If you are using the latest version of Office 365 ProPlus, Office 365, or Microsoft 365 you can access Microsoft Search in the search box at the top of the application or browser window. Despite the focus on cloud search, Microsoft isn’t ignoring local search in Windows. The Windows 10 November 2019 Update (19H2) brings changes to File Explorer search, which now includes results from OneDrive, not just what’s stored on your local disk. There are also some UI tweaks to make it easier to read search results and documents now open by default in Office 365 ProPlus if installed instead of in a browser window.

Microsoft also announced some improvements to Microsoft Search at its annual Ignite conference in November. You can read about those changes in Microsoft’s Bringing new Features to Microsoft 365 Search on Petri.

Windows Search Performance Improvements

But Windows Search, the local file search indexer that is built-in to Windows, still has a role to play. Microsoft has been working over the last couple of years to improve Windows Search performance. And that work has accelerated recently based on feedback received from Windows Insiders, especially those who had disabled the search indexer because of performance issues or perceived lack of value.

Microsoft had already made some changes to the Windows Search indexer algorithm in 2018 but acknowledged that the changes only improved performance a bit so continued work into 20H1 development. As part of that work, the Windows Search algorithm in 20H1 has new signals that help to identify when a system is already under load so that the indexer can be better managed. In Windows 20H1, the indexer will throttle or stop completely in the following scenarios:

  • Gaming mode is ON
  • Power savings mode is ON
  • Low power mode is ON (constrained mode or connected standby)
  • The device is waking up after being in low power mode or in a logon state
  • Device goes from AC to DC
  • CPU usage goes above 80%
  • Disk usage goes above 70%
  • The device’s battery charge is less than 50%
  • The device’s display state goes to screen off

And there’s some additional help for developers. Windows Search will no longer index code source repositories, like GitHub repos, because of their size and developer tools usually index repos anyway. And in conjunction with the Visual Studio team, project folders are now excluded from Windows Search, apparently resulting in a 30% improvement in disk usage.

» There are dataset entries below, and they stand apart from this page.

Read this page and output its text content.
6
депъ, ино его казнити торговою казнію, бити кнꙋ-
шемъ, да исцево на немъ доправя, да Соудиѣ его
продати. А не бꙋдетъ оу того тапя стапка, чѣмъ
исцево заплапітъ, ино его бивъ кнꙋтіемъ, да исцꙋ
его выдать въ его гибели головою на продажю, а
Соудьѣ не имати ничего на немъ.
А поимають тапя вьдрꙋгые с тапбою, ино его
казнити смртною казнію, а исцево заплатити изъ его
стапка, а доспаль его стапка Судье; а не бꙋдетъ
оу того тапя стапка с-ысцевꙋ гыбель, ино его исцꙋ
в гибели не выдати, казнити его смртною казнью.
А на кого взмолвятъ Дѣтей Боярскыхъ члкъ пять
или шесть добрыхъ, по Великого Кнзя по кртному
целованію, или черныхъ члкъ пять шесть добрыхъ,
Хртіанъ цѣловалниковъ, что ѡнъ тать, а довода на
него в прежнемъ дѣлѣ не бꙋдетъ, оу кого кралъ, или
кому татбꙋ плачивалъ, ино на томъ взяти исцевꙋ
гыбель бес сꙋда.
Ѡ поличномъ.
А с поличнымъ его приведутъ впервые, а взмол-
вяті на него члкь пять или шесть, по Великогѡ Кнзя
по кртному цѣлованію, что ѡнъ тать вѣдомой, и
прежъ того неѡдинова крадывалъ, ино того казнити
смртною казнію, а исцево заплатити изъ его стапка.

Search is Key to Productivity

The changes to search in File Explorer in Windows 10 19H2 would have been more welcome if they’d been better implemented. I often find that clicking on a document in the search results list doesn’t open it. I can only hope that changes coming in 20H1 improve on what we can already see in 19H2 because search is critical to productivity. With information scattered all over Office 365 and its different apps, finding what you need must be easy and painless.